- Directed by: Anthony Gilkison
- Written by: Anthony Gilkison
- Produced by: Fraser Foulsham
- Starring: Barry Livesey Roddy Hughes Cicely Oates
- Music by: Charles Cowlrick Hubert Bath
- Production company: Anglo-Cosmopolitan Productions
- Distributed by: Reunion Films
- Release date: February 1935;
- Running time: 58 minutes
- Country: United Kingdom
- Language: English

= Breakers Ahead (1935 film) =

1935 British film by Anthony Gilkison

Breakers Ahead is a 1935 British drama film directed by Anthony Gilkison and starring Barry Livesey, Roddy Hughes and Cicely Oates. It was produced at Shepperton Studios as a quota quickie and is also known by the alternative title The Lady of Pendower. It included scenes of Cornish wrestling featuring Francis Gregory.

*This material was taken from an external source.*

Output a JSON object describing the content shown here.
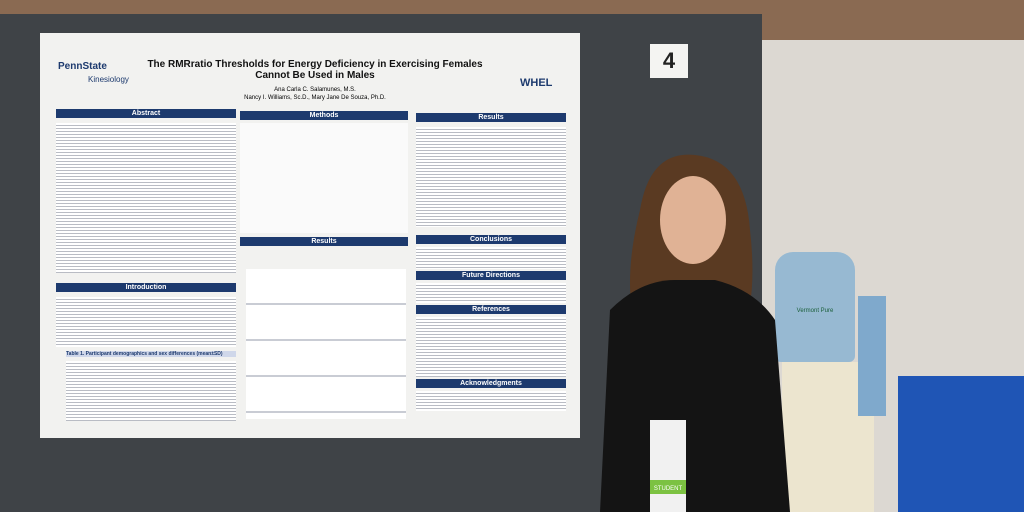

Scenes were shot at St Winwaloe's Church, Gunwalloe and Gwithian Sands and hundreds of local people from Penzance were used as extras.

==Synopsis==
In Cornwall two fishermen are bitter rivals. One unsuccessfully tries to drown another. However he later redeems himself by saving the other during a storm at the cost of his own life.

==Cast==
- Barry Livesey as George Kenyon
- April Vivian as Stella Trevarthon
- Billy Holland as 	Bob Pentreath
- Roddy Hughes as 	Will
- Cicely Oates as 	Aunt Martha
- Richard Worth as 	Skipper
- Francis Gregory as Champion Cornish wrestler

==Bibliography==
- Chibnall, Steve. Quota Quickies: The Birth of the British 'B' Film. British Film Institute, 2007.
- Low, Rachael. Filmmaking in 1930s Britain. George Allen & Unwin, 1985.
- Wood, Linda. British Films, 1927-1939. British Film Institute, 1986.